La justice a entre les mains plusieurs éléments qui pourraient permettre de faire rapidement la lumière sur l’ensemble des faits. Deux caméras de vidéosurveillance disposées sur le carrefour couvrent cette zone. Par ailleurs, M. Chouviat a lui-même filmé toute la scène avec son smartphone, actuellement placé sous scellés.

Selon un premier récit des policiers à leur hiérarchie, dont l’Agence France-Presse (AFP) a pu prendre connaissance, ils décrivent un comportement « provocant » du livreur à leur égard, les amenant à l’interpeller pour outrage. Puis ils expliquent qu’il a trébuché, entraînant dans sa chute un des gardiens de la paix et affirment ensuite qu’une fois à terre, et après une lutte pour le menotter, ils pensent d’abord que l’homme « simule un malaise » avant de constater que son visage devient bleu.

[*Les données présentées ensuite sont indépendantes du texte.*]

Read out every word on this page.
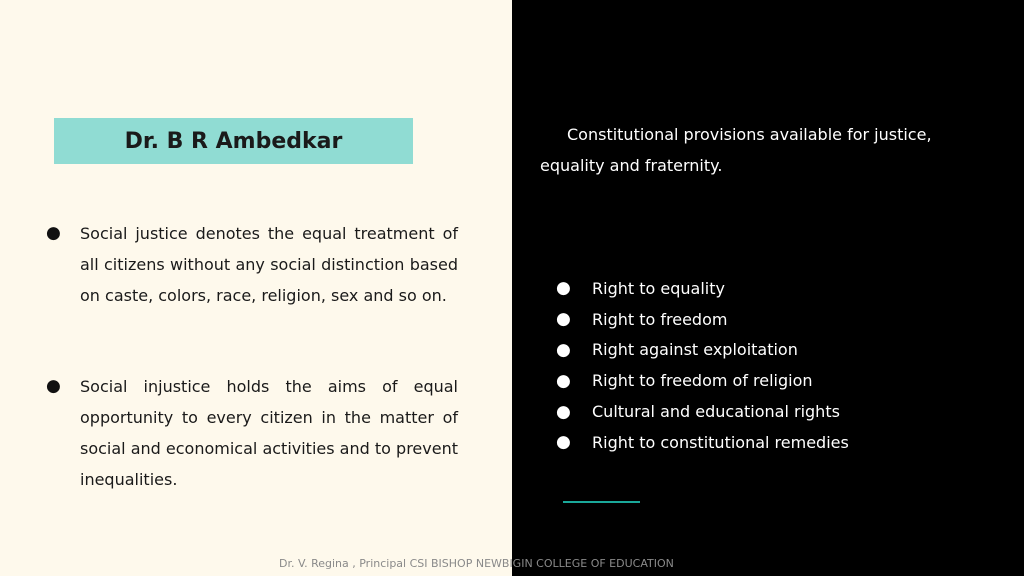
Dr. B R Ambedkar
●	Social justice denotes the equal treatment of all citizens without any social distinction based on caste, colors, race, religion, sex and so on.
●	Social injustice holds the aims of equal opportunity to every citizen in the matter of social and economical activities and to prevent inequalities.
Constitutional provisions available for justice, equality and fraternity.
●	Right to equality
●	Right to freedom
●	Right against exploitation
●	Right to freedom of religion
●	Cultural and educational rights
●	Right to constitutional remedies
Dr. V. Regina , Principal CSI BISHOP NEWBIGIN COLLEGE OF EDUCATION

« Notre famille prône la paix, on est dans un chagrin profond qui ne partira jamais. J’aimerais que justice soit faite pour l’honneur de mon père », a expliqué en conclusion de la conférence de presse l’une de ses filles, Sofia. Quelques minutes plus tôt, l’épouse de Cédric Chouviat, Doria, avait délivré un message d’apaisement :

« N’ayons pas la haine. Même si c’est un homicide, ça reste un homicide involontaire. Je ne pense pas que les policiers qui étaient là ont voulu le tuer volontairement. Ce sont des êtres humains, ils se sont laissé trop emporter par la colère. »

Contactée par Le Monde, la Préfecture de police s’en est tenue à sa version initiale – un communiqué publié dans la soirée « rappelle que la présomption d’innocence est une garantie démocratique qui vaut pour tous, y compris les policiers ». Dans une déclaration transmise à l’AFP, Christophe Castaner et Laurent Nunez, le ministre de l’intérieur et son secrétaire d’Etat, ont adressé leurs condoléances à la famille de la victime, estimant que les résultats de l’autopsie « soulèvent des questions légitimes ».